Kualitas diri seseorang bisa diukur dari
kemampuannya menjaga lidah. Orang-orang beriman tentu akan berhati-hati dalam
menggunakan lidahnya. "Wahai orang-orang beriman takutlah kalian pada
Allah dan berkatalah dengan kata-kata yang benar." (QS Al-Ahzab:70).
Sementara itu, Rasulullah saw bersabda, "Siapa yang beriman pada Allah dan
hari akhir, maka hendaklah dia berkata baik atau diam". (HR
Bukhari-Muslim).
Rasulullah adalah figur teladan yang sangat
menjaga kata-katanya. Beliau berbicara, beruap, berdialog, juga berkhutbah di
hadapan jamaah dengan akhlak. Demikian tinggi akhlak beliau hingga disebutkan
bahwa kualitas akhlak beliau adalah Al-Quran.
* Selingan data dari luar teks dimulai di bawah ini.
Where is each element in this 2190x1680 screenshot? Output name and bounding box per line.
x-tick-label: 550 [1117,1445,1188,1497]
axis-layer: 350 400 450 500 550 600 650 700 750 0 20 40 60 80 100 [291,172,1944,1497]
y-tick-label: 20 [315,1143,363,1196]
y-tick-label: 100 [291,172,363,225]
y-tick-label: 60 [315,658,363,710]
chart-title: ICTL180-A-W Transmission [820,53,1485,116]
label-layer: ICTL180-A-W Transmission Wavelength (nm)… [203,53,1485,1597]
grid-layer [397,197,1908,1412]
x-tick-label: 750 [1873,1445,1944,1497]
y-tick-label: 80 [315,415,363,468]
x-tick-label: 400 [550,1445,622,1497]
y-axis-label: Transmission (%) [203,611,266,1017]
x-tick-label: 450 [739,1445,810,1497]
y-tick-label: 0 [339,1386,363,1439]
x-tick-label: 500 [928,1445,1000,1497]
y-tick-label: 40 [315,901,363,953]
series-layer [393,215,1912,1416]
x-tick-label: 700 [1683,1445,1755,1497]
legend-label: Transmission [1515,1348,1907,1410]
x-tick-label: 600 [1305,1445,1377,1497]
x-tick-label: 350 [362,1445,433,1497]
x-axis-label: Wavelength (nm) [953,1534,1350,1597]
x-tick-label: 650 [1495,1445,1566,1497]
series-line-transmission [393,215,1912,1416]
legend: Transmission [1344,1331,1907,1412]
Mulut manusia itu seperti moncong teko. Moncong teko hanya mengeluarkan
isi teko. Kalau ingin tahu isi teko, cukup lihat dari apa yang keluar dari
moncong itu. Begitu pun jika kita ingin mengetahui kualitas diri seseorang,
lihat saja dari apa yang sering dikeluarkan oleh mulutnya.
Nabi Muhammad saw termasuk orang yang sangat
jarang berbicara. Namun, sekalinya berbicara, isi pembicaraannya bisa
dipastikan kebenarannya. Bobot ucapan Rasulullah sangat tinggi, seolah tiap
kata yang terucap adalah butir-butir mutiara yang cemerlang. Indah, berharga,
bermutu, dan monumental. Ucapan Rasulullah saw menembus hati, menggugah
kesadaran, menghujam dalam jiwa, dan mengubah perilaku orang (atas izin Allah).
Bukan saja karena lisan Rasulullah dibimbing Allah dan posisinya sebagai
penyampai wahyu, di mana ucapan-ucapan darinya menjadi dasar hukum. Lebih dari
itu, Rasulullah sejak kecil sudah dikenal sebagai Al-Amin, tidak pernah berkata
dusta walau sekali saja. Investasi moral ini tentu sangat mempengaruhi kualitas
ucapannya.
Dalam sebuah kitab ada keterangan menarik.
Disebutkan ada empat jenis manusia diukur dari kualitas pembicaraannya.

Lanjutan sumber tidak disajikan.